Re: Opção de escolha (I)

Hoje é dia de referendo.
Sim, vai prevalecer a opinião que melhor soube usar a arma comunicacional moderna.
O apelo ao sim procurou transmitir um sentimento de culpa em cada um dos indivíduos que, votando não, se tornariam os carrascos da prisão de cada uma das mulheres a quem a vida intra-uterina, prosseguindo, irromperia a sua liberdade.
Mulheres que pagariam uma liberdade à custa da outra, por alheio imiscuir na sua vontade.
Vontade legamente clandestina, perigosa por inerência.
Apenas isto estava em causa: ser ou não ser o carrasco da consciência alheia e dos .

Infelizmente, raros foram os nãos que rebateram esse sentimento de culpa sem introduzir o que lhe é inverso: o complexo de culpa da mãe assassina.

A liberdade que valorizamos é sempre relativizada por natureza, por isso é que os humanistas do renascimento, a quem devemos o conceito moderno de liberdade, criaram ao mesmo tempo que ela a pena de prisão.

A pena de prisão, como a concebemos hoje, tem uma dupla função: de prevenção individual, inicialmente relacionada com o expiar da culpa e hoje associada à reabilitação do indivíduo, e a prevenção colectiva, do afirmar social da imperatividade da norma.
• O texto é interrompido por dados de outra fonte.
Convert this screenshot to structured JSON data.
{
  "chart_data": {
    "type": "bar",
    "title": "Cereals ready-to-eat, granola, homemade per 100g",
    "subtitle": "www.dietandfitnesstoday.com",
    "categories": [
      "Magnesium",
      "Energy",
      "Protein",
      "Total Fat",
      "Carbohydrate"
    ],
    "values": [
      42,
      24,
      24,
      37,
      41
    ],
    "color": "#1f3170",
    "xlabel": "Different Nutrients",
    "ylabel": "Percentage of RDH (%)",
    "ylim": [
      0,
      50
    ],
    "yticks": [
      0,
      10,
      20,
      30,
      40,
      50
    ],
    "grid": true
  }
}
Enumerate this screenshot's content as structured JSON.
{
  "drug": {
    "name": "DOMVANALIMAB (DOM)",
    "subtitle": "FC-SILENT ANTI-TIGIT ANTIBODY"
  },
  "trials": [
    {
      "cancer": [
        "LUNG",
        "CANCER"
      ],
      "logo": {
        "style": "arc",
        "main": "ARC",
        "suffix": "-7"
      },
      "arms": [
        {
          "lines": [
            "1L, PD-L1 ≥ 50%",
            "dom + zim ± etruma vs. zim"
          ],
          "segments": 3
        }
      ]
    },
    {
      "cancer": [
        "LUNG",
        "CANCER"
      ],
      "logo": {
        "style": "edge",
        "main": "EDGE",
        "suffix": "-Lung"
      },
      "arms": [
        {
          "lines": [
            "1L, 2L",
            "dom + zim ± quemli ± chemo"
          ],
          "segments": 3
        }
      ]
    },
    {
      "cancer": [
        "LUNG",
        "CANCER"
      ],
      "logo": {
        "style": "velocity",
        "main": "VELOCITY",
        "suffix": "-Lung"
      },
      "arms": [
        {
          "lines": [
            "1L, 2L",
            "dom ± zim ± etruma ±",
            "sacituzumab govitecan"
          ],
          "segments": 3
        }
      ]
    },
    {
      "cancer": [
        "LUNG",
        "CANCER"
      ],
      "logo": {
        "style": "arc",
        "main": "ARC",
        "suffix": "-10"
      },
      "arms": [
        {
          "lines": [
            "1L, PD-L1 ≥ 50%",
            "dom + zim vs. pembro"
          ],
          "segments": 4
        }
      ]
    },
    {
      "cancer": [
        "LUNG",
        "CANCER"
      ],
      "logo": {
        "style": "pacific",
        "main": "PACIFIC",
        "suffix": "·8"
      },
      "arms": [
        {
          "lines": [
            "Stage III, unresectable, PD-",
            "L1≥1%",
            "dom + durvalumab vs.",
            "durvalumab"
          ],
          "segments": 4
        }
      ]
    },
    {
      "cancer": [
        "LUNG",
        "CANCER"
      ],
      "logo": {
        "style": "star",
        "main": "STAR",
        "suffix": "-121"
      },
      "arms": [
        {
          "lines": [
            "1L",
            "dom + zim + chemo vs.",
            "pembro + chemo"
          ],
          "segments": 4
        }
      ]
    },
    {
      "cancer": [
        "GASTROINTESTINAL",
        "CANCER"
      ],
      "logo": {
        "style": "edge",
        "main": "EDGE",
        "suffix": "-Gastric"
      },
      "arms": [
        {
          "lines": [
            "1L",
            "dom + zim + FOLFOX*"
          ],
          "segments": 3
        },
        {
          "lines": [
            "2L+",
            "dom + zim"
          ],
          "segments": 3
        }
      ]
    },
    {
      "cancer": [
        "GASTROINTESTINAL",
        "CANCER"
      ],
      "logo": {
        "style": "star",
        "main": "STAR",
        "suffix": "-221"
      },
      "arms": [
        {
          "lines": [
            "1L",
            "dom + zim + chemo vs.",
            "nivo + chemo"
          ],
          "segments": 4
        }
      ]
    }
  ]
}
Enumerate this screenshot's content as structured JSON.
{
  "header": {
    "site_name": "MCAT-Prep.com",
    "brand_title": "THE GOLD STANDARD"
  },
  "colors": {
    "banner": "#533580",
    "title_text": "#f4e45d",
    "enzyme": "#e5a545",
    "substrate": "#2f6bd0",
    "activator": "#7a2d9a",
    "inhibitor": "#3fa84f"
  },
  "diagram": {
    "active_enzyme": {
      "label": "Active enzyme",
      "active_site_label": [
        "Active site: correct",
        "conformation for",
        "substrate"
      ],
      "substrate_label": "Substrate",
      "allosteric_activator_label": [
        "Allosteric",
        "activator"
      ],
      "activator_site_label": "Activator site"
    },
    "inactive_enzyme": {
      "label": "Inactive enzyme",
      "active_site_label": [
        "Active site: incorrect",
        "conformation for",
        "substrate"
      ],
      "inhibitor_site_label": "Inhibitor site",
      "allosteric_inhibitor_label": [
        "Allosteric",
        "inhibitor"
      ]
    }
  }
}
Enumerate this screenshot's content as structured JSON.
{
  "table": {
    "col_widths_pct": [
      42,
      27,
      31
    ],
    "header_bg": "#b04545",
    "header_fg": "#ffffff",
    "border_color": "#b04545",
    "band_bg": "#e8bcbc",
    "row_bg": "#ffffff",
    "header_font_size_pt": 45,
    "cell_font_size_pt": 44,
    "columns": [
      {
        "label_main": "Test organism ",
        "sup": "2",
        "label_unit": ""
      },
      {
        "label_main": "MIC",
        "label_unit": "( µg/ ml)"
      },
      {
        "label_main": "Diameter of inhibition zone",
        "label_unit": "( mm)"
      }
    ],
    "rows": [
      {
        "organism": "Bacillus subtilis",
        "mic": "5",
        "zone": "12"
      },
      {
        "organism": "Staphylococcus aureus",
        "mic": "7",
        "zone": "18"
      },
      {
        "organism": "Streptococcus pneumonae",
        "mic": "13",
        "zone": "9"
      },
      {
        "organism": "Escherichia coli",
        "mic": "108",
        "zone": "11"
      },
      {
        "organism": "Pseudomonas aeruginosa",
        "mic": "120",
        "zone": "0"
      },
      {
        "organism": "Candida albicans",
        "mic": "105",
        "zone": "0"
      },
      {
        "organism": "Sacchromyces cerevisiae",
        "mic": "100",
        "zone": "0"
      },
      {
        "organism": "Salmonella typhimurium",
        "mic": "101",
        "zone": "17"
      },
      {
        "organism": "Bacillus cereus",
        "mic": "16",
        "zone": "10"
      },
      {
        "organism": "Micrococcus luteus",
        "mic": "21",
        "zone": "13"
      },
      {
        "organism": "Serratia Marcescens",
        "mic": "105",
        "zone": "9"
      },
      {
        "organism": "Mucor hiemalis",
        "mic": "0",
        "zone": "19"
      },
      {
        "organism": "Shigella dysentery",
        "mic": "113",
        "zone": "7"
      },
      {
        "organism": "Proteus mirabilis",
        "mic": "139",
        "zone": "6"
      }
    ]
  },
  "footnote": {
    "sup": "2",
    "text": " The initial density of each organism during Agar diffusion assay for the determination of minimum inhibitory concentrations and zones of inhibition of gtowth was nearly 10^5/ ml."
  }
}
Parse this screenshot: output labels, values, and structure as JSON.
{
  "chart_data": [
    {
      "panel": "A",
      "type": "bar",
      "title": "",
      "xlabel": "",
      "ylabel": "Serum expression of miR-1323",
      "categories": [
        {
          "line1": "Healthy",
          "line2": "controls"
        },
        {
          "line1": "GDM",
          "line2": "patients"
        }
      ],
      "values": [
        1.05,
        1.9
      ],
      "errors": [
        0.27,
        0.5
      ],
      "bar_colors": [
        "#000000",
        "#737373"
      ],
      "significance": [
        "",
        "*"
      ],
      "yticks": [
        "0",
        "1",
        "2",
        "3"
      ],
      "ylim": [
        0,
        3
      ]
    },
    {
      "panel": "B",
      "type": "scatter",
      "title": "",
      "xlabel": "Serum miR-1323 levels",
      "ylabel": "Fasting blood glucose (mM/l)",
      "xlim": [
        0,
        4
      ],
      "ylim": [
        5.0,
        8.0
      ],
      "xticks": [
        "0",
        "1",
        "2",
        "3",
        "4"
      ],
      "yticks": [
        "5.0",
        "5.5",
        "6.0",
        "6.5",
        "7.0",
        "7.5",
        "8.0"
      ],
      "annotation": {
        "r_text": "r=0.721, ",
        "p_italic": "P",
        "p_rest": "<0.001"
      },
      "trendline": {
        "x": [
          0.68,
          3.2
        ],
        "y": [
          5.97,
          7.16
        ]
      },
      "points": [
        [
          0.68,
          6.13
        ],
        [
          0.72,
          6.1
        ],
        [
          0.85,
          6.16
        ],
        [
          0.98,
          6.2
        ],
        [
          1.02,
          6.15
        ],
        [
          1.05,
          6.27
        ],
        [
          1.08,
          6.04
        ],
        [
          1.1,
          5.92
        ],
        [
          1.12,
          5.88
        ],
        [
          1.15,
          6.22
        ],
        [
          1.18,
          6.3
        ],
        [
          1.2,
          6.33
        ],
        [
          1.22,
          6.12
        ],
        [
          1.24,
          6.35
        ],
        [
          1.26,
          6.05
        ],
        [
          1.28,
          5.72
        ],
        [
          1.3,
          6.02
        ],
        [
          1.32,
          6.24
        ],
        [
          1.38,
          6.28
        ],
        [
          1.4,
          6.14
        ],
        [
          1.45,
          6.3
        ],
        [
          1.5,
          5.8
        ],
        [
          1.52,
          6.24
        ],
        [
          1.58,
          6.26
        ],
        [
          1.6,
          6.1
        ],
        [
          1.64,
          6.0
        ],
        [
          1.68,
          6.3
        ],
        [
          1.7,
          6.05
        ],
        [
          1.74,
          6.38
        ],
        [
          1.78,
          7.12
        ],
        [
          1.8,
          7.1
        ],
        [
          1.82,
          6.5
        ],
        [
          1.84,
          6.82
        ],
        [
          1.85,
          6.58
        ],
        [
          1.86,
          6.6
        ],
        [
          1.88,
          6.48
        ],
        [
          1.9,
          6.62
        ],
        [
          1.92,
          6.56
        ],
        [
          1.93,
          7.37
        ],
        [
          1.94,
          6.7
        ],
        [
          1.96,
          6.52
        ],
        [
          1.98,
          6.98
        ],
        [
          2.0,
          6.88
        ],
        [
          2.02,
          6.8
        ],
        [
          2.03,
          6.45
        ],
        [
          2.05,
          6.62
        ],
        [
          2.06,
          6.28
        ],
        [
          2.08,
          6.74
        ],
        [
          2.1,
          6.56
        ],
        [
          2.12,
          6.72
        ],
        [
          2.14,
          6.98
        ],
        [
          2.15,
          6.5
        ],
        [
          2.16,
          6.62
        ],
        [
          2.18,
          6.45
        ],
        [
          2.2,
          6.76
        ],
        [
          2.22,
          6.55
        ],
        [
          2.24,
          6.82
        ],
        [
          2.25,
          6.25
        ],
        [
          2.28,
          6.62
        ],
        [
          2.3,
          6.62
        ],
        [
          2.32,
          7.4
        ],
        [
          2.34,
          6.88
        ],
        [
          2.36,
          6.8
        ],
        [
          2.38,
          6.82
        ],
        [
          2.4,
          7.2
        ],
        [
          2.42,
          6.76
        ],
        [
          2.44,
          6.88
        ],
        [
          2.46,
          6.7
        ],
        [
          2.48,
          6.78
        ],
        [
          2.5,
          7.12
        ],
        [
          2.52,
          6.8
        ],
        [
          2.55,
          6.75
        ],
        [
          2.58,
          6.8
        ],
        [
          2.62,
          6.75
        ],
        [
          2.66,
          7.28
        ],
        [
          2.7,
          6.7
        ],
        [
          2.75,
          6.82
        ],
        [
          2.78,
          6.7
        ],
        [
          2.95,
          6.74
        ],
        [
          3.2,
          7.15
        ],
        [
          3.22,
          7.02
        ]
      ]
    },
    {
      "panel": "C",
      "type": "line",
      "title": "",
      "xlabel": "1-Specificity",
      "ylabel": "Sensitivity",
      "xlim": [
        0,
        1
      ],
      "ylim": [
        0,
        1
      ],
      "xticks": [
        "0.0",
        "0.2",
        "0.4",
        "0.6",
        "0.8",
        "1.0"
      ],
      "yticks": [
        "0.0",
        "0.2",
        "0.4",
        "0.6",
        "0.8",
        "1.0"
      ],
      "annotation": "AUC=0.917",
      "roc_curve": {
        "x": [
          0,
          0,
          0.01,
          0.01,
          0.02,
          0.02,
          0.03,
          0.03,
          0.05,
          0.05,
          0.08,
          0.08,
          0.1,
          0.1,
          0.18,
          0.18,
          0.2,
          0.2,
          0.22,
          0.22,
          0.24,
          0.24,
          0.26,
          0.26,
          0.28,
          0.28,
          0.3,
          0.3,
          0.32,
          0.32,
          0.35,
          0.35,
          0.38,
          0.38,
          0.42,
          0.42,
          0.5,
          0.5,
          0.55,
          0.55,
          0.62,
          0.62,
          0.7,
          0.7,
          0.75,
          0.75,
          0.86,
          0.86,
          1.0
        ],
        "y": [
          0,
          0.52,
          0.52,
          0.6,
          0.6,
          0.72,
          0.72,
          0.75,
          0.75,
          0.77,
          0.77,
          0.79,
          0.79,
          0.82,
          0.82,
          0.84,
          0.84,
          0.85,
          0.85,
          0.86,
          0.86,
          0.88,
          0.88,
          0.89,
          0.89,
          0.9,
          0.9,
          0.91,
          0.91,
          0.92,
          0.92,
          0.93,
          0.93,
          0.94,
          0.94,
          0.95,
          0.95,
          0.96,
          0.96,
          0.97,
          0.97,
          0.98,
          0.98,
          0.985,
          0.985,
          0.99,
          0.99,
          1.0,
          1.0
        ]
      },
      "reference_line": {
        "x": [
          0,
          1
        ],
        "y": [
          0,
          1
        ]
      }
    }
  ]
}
E só se justifica reabilitar o indivíduo e afirmar a vigência da norma, dando-lhe dignidade penal, quando esta tem uma relevante função conformadora dos comportamentos individuais e sociais.

Se apenas isto estivesse em causa, é bom de ver que poucos votariam não, porque a generalidade das pessoas já não quer conformar o comportamento das outras no que toca à interrupção da vida intra-uterina, aplicando-lhes uma pena de prisão.

Daí que a empresa comunicacional dos defensores do sim tenha funcionado na perfeição, tentando convencer que apenas isto está em causa.

Cabia aos defensores do não convercer que não era apenas isto que estava em causa.
Mas nunca com os argumentos da mãe assassina, do orçamento da saúde, da recessão demográfica, do fundo de estabilização financeira da segurança social.
Antes com uma argumentação que levante o véu da liberdade absoluta. Isto sim, está em causa, embora encapotadamente, no referendo.
Vem aí uma lei que permitirá a liberdade absoluta de interromper a vida intra-uterina, a vida daquele que se preparava para vir a ser livre, não uma célula indiferenciada, não um vegetal, também não um indivíduo autónomo, como também não o será nos primeiros anos de vida, mas uma vida individual.
Vem aí uma lei que continuará a penalizar quem, por decoro ou ignorância, não for a um hospital legalmente autorizado, antes ou depois das dez semanas.
A interrupção da vida intra-uterina não será o exercício de uma liberdade, relativizada à liberdade e ao respeito pelo indivíduo em gestação, mas um direito cego e absoluto.

Em sentido metafórico (porque a lei ainda terá de ser votada e promulgada), direi que, na segunda-feira, me vou arrepiar quando vir uma grávida dirigir-se ao hospital de Aveiro. Porque lhe demos um direito sem lhe explicar que tem só uma liberdade. Porque não lhe demos o direito de conhecer, de se esclarecer, sobre essa liberdade (em regra, sabendo que há pessoas que estão previamente esclarecidas). Porque nos esquecemos do ser que ela transporta, com coração, cérebro, cabeça, tronco e membros.

Porque nos demitimos de tentar dar razões às mulheres para prosseguirem a gravidez, com boas instituições pré-escolares, bons apoios financeiros, bom sistema de saúde, etc.
Porque combatemos uma coisa que ninguém deseja, permitindo-a indiscriminadamente.

Por tudo isso e mais, vou ter de votar não a um certo sim.